Formal Institutions and the IAD Framework: Bringing the Law Back In
28 Pages Posted: 25 Jul 2014 Last revised: 10 Sep 2014
Date Written: July 24, 2014
Elinor Ostrom's Institutional Analysis and Development (IAD) framework is a widely used mechanism for diagnosing and assessing the institutional structures of social and social-ecological dilemmas. It has been described as "one of the most developed and sophisticated attempts to use institutional and stakeholder assessment in order to link theory and practice, analysis and policy." But not all elements in the framework are yet sufficiently well-developed. This paper focuses on one such element: the "rules-in-use" (a.k.a., "working rules"). Specifically, the paper begins a long overdue conversation about relations between formal legal rules and "working rules" by offering a tentative typology of relations.
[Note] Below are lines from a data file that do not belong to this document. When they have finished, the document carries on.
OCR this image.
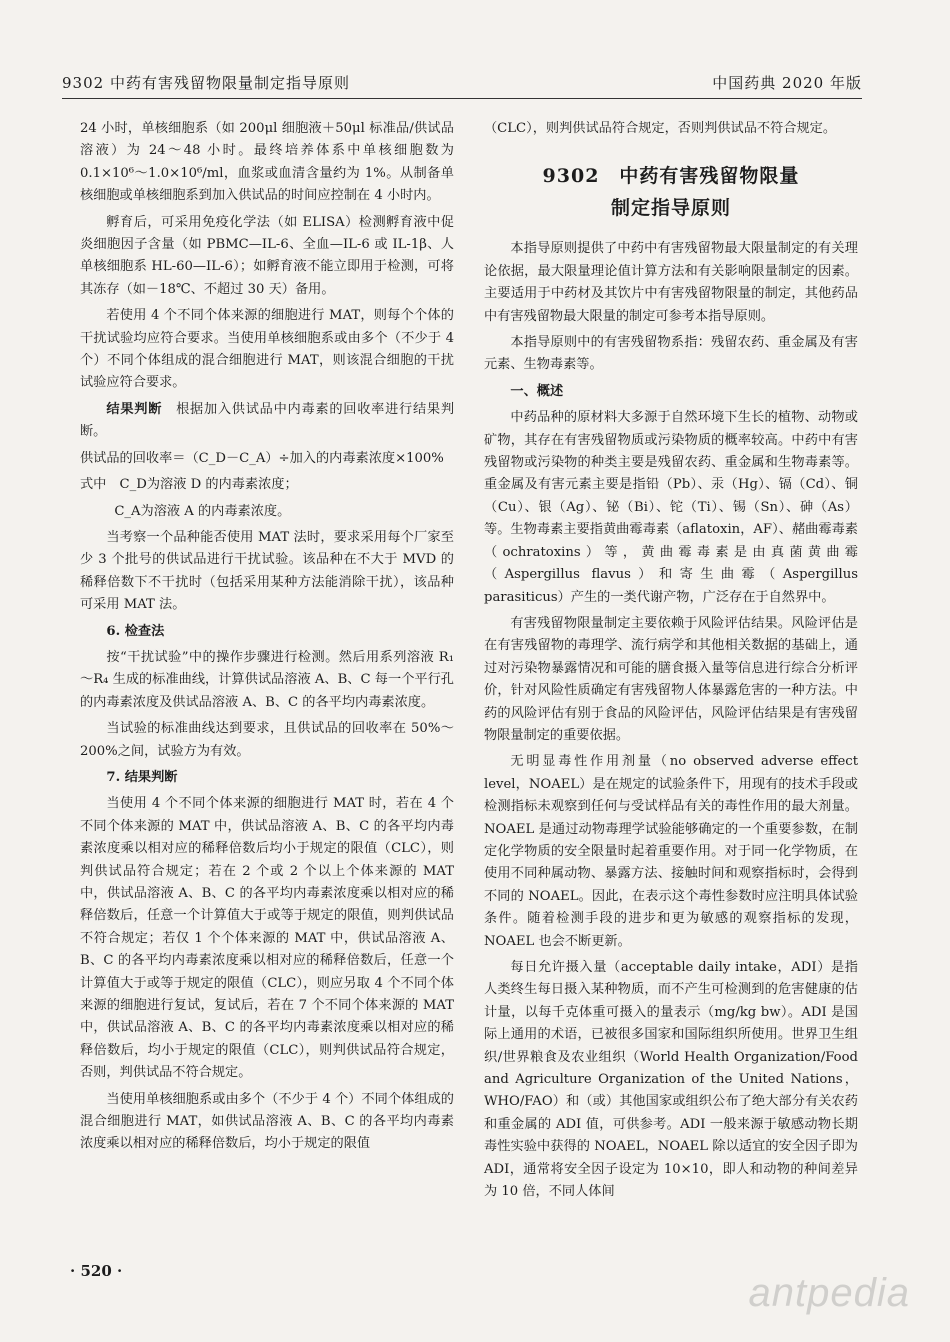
9302 中药有害残留物限量制定指导原则	中国药典 2020 年版

24 小时，单核细胞系（如 200μl 细胞液＋50μl 标准品/供试品溶液）为 24～48 小时。最终培养体系中单核细胞数为 0.1×10⁶～1.0×10⁶/ml，血浆或血清含量约为 1%。从制备单核细胞或单核细胞系到加入供试品的时间应控制在 4 小时内。

孵育后，可采用免疫化学法（如 ELISA）检测孵育液中促炎细胞因子含量（如 PBMC—IL-6、全血—IL-6 或 IL-1β、人单核细胞系 HL-60—IL-6）；如孵育液不能立即用于检测，可将其冻存（如－18℃、不超过 30 天）备用。

若使用 4 个不同个体来源的细胞进行 MAT，则每个个体的干扰试验均应符合要求。当使用单核细胞系或由多个（不少于 4 个）不同个体组成的混合细胞进行 MAT，则该混合细胞的干扰试验应符合要求。

结果判断　根据加入供试品中内毒素的回收率进行结果判断。

供试品的回收率＝（C_D－C_A）÷加入的内毒素浓度×100%

式中　C_D为溶液 D 的内毒素浓度；

C_A为溶液 A 的内毒素浓度。

当考察一个品种能否使用 MAT 法时，要求采用每个厂家至少 3 个批号的供试品进行干扰试验。该品种在不大于 MVD 的稀释倍数下不干扰时（包括采用某种方法能消除干扰），该品种可采用 MAT 法。

6. 检查法

按“干扰试验”中的操作步骤进行检测。然后用系列溶液 R₁～R₄ 生成的标准曲线，计算供试品溶液 A、B、C 每一个平行孔的内毒素浓度及供试品溶液 A、B、C 的各平均内毒素浓度。

当试验的标准曲线达到要求，且供试品的回收率在 50%～200%之间，试验方为有效。

7. 结果判断

当使用 4 个不同个体来源的细胞进行 MAT 时，若在 4 个不同个体来源的 MAT 中，供试品溶液 A、B、C 的各平均内毒素浓度乘以相对应的稀释倍数后均小于规定的限值（CLC），则判供试品符合规定；若在 2 个或 2 个以上个体来源的 MAT 中，供试品溶液 A、B、C 的各平均内毒素浓度乘以相对应的稀释倍数后，任意一个计算值大于或等于规定的限值，则判供试品不符合规定；若仅 1 个个体来源的 MAT 中，供试品溶液 A、B、C 的各平均内毒素浓度乘以相对应的稀释倍数后，任意一个计算值大于或等于规定的限值（CLC），则应另取 4 个不同个体来源的细胞进行复试，复试后，若在 7 个不同个体来源的 MAT 中，供试品溶液 A、B、C 的各平均内毒素浓度乘以相对应的稀释倍数后，均小于规定的限值（CLC），则判供试品符合规定，否则，判供试品不符合规定。

当使用单核细胞系或由多个（不少于 4 个）不同个体组成的混合细胞进行 MAT，如供试品溶液 A、B、C 的各平均内毒素浓度乘以相对应的稀释倍数后，均小于规定的限值

（CLC），则判供试品符合规定，否则判供试品不符合规定。

9302　中药有害残留物限量
制定指导原则

本指导原则提供了中药中有害残留物最大限量制定的有关理论依据，最大限量理论值计算方法和有关影响限量制定的因素。主要适用于中药材及其饮片中有害残留物限量的制定，其他药品中有害残留物最大限量的制定可参考本指导原则。

本指导原则中的有害残留物系指：残留农药、重金属及有害元素、生物毒素等。

一、概述

中药品种的原材料大多源于自然环境下生长的植物、动物或矿物，其存在有害残留物质或污染物质的概率较高。中药中有害残留物或污染物的种类主要是残留农药、重金属和生物毒素等。重金属及有害元素主要是指铅（Pb）、汞（Hg）、镉（Cd）、铜（Cu）、银（Ag）、铋（Bi）、铊（Ti）、锡（Sn）、砷（As）等。生物毒素主要指黄曲霉毒素（aflatoxin，AF）、赭曲霉毒素（ochratoxins）等，黄曲霉毒素是由真菌黄曲霉（Aspergillus flavus）和寄生曲霉（Aspergillus parasiticus）产生的一类代谢产物，广泛存在于自然界中。

有害残留物限量制定主要依赖于风险评估结果。风险评估是在有害残留物的毒理学、流行病学和其他相关数据的基础上，通过对污染物暴露情况和可能的膳食摄入量等信息进行综合分析评价，针对风险性质确定有害残留物人体暴露危害的一种方法。中药的风险评估有别于食品的风险评估，风险评估结果是有害残留物限量制定的重要依据。

无明显毒性作用剂量（no observed adverse effect level，NOAEL）是在规定的试验条件下，用现有的技术手段或检测指标未观察到任何与受试样品有关的毒性作用的最大剂量。NOAEL 是通过动物毒理学试验能够确定的一个重要参数，在制定化学物质的安全限量时起着重要作用。对于同一化学物质，在使用不同种属动物、暴露方法、接触时间和观察指标时，会得到不同的 NOAEL。因此，在表示这个毒性参数时应注明具体试验条件。随着检测手段的进步和更为敏感的观察指标的发现，NOAEL 也会不断更新。

每日允许摄入量（acceptable daily intake，ADI）是指人类终生每日摄入某种物质，而不产生可检测到的危害健康的估计量，以每千克体重可摄入的量表示（mg/kg bw）。ADI 是国际上通用的术语，已被很多国家和国际组织所使用。世界卫生组织/世界粮食及农业组织（World Health Organization/Food and Agriculture Organization of the United Nations，WHO/FAO）和（或）其他国家或组织公布了绝大部分有关农药和重金属的 ADI 值，可供参考。ADI 一般来源于敏感动物长期毒性实验中获得的 NOAEL，NOAEL 除以适宜的安全因子即为 ADI，通常将安全因子设定为 10×10，即人和动物的种间差异为 10 倍，不同人体间

· 520 ·	antpedia
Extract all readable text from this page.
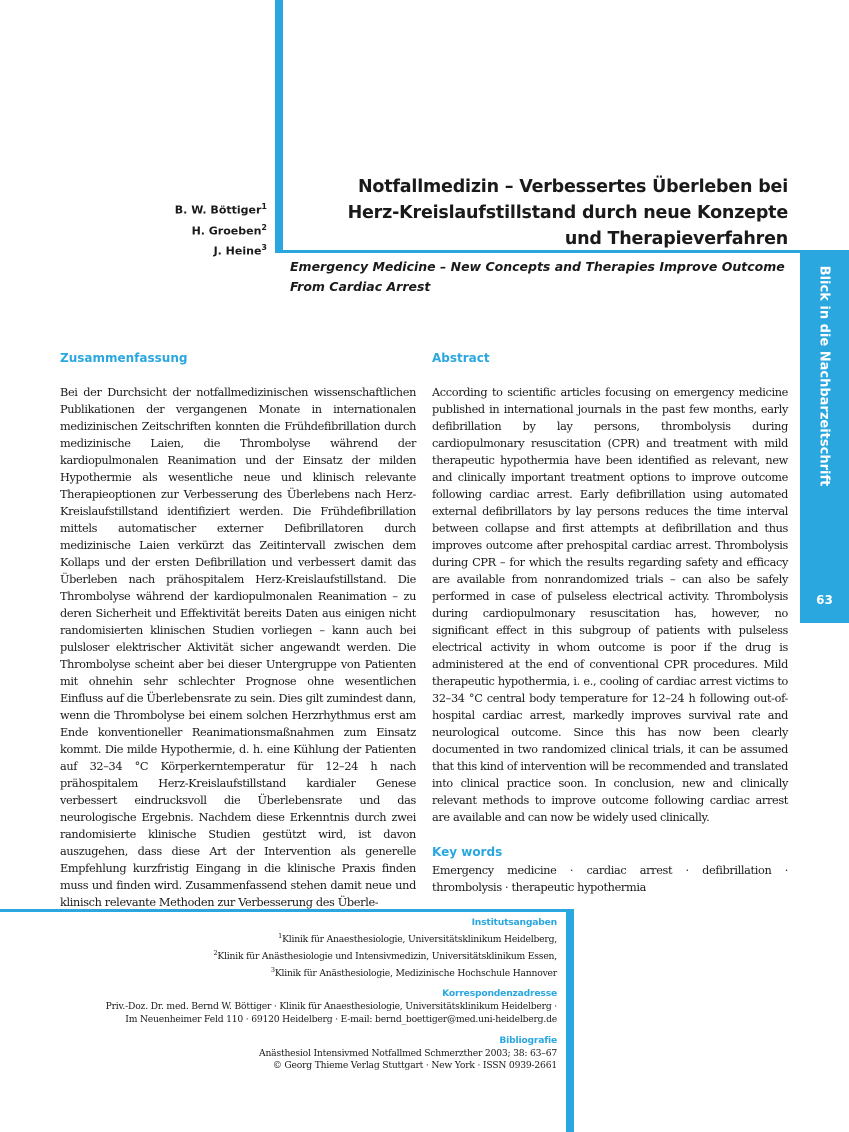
Blick in die Nachbarzeitschrift
63
B. W. Böttiger$^1$
H. Groeben$^2$
J. Heine$^3$
Notfallmedizin – Verbessertes Überleben bei
Herz-Kreislaufstillstand durch neue Konzepte
und Therapieverfahren

Emergency Medicine – New Concepts and Therapies Improve Outcome From Cardiac Arrest

Zusammenfassung

Bei der Durchsicht der notfallmedizinischen wissenschaftlichen Publikationen der vergangenen Monate in internationalen medizinischen Zeitschriften konnten die Frühdefibrillation durch medizinische Laien, die Thrombolyse während der kardiopulmonalen Reanimation und der Einsatz der milden Hypothermie als wesentliche neue und klinisch relevante Therapieoptionen zur Verbesserung des Überlebens nach Herz-Kreislaufstillstand identifiziert werden. Die Frühdefibrillation mittels automatischer externer Defibrillatoren durch medizinische Laien verkürzt das Zeitintervall zwischen dem Kollaps und der ersten Defibrillation und verbessert damit das Überleben nach prähospitalem Herz-Kreislaufstillstand. Die Thrombolyse während der kardiopulmonalen Reanimation – zu deren Sicherheit und Effektivität bereits Daten aus einigen nicht randomisierten klinischen Studien vorliegen – kann auch bei pulsloser elektrischer Aktivität sicher angewandt werden. Die Thrombolyse scheint aber bei dieser Untergruppe von Patienten mit ohnehin sehr schlechter Prognose ohne wesentlichen Einfluss auf die Überlebensrate zu sein. Dies gilt zumindest dann, wenn die Thrombolyse bei einem solchen Herzrhythmus erst am Ende konventioneller Reanimationsmaßnahmen zum Einsatz kommt. Die milde Hypothermie, d. h. eine Kühlung der Patienten auf 32–34 °C Körperkerntemperatur für 12–24 h nach prähospitalem Herz-Kreislaufstillstand kardialer Genese verbessert eindrucksvoll die Überlebensrate und das neurologische Ergebnis. Nachdem diese Erkenntnis durch zwei randomisierte klinische Studien gestützt wird, ist davon auszugehen, dass diese Art der Intervention als generelle Empfehlung kurzfristig Eingang in die klinische Praxis finden muss und finden wird. Zusammenfassend stehen damit neue und klinisch relevante Methoden zur Verbesserung des Überle-

Abstract

According to scientific articles focusing on emergency medicine published in international journals in the past few months, early defibrillation by lay persons, thrombolysis during cardiopulmonary resuscitation (CPR) and treatment with mild therapeutic hypothermia have been identified as relevant, new and clinically important treatment options to improve outcome following cardiac arrest. Early defibrillation using automated external defibrillators by lay persons reduces the time interval between collapse and first attempts at defibrillation and thus improves outcome after prehospital cardiac arrest. Thrombolysis during CPR – for which the results regarding safety and efficacy are available from nonrandomized trials – can also be safely performed in case of pulseless electrical activity. Thrombolysis during cardiopulmonary resuscitation has, however, no significant effect in this subgroup of patients with pulseless electrical activity in whom outcome is poor if the drug is administered at the end of conventional CPR procedures. Mild therapeutic hypothermia, i. e., cooling of cardiac arrest victims to 32–34 °C central body temperature for 12–24 h following out-of-hospital cardiac arrest, markedly improves survival rate and neurological outcome. Since this has now been clearly documented in two randomized clinical trials, it can be assumed that this kind of intervention will be recommended and translated into clinical practice soon. In conclusion, new and clinically relevant methods to improve outcome following cardiac arrest are available and can now be widely used clinically.

Key words

Emergency medicine · cardiac arrest · defibrillation · thrombolysis · therapeutic hypothermia

Institutsangaben
$^1$Klinik für Anaesthesiologie, Universitätsklinikum Heidelberg,
$^2$Klinik für Anästhesiologie und Intensivmedizin, Universitätsklinikum Essen,
$^3$Klinik für Anästhesiologie, Medizinische Hochschule Hannover
Korrespondenzadresse
Priv.-Doz. Dr. med. Bernd W. Böttiger · Klinik für Anaesthesiologie, Universitätsklinikum Heidelberg ·
Im Neuenheimer Feld 110 · 69120 Heidelberg · E-mail: bernd_boettiger@med.uni-heidelberg.de
Bibliografie
Anästhesiol Intensivmed Notfallmed Schmerzther 2003; 38: 63–67
© Georg Thieme Verlag Stuttgart · New York · ISSN 0939-2661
Type 1: Some formal legal rules equal or approximate the working rules; Type 2: Some legal rules plus widely-held social norms equal or approximate the working rules; and Type 3: Some legal rules bear no evident relation to the working rules. Several examples, including some previously used by Lin Ostrom, are provided to illustrate each of the three types, which can be conceived of as nodes (or ranges) on a continuum. The paper concludes with a call for empirical research into which of these types of relations is more common than the others in various circumstances.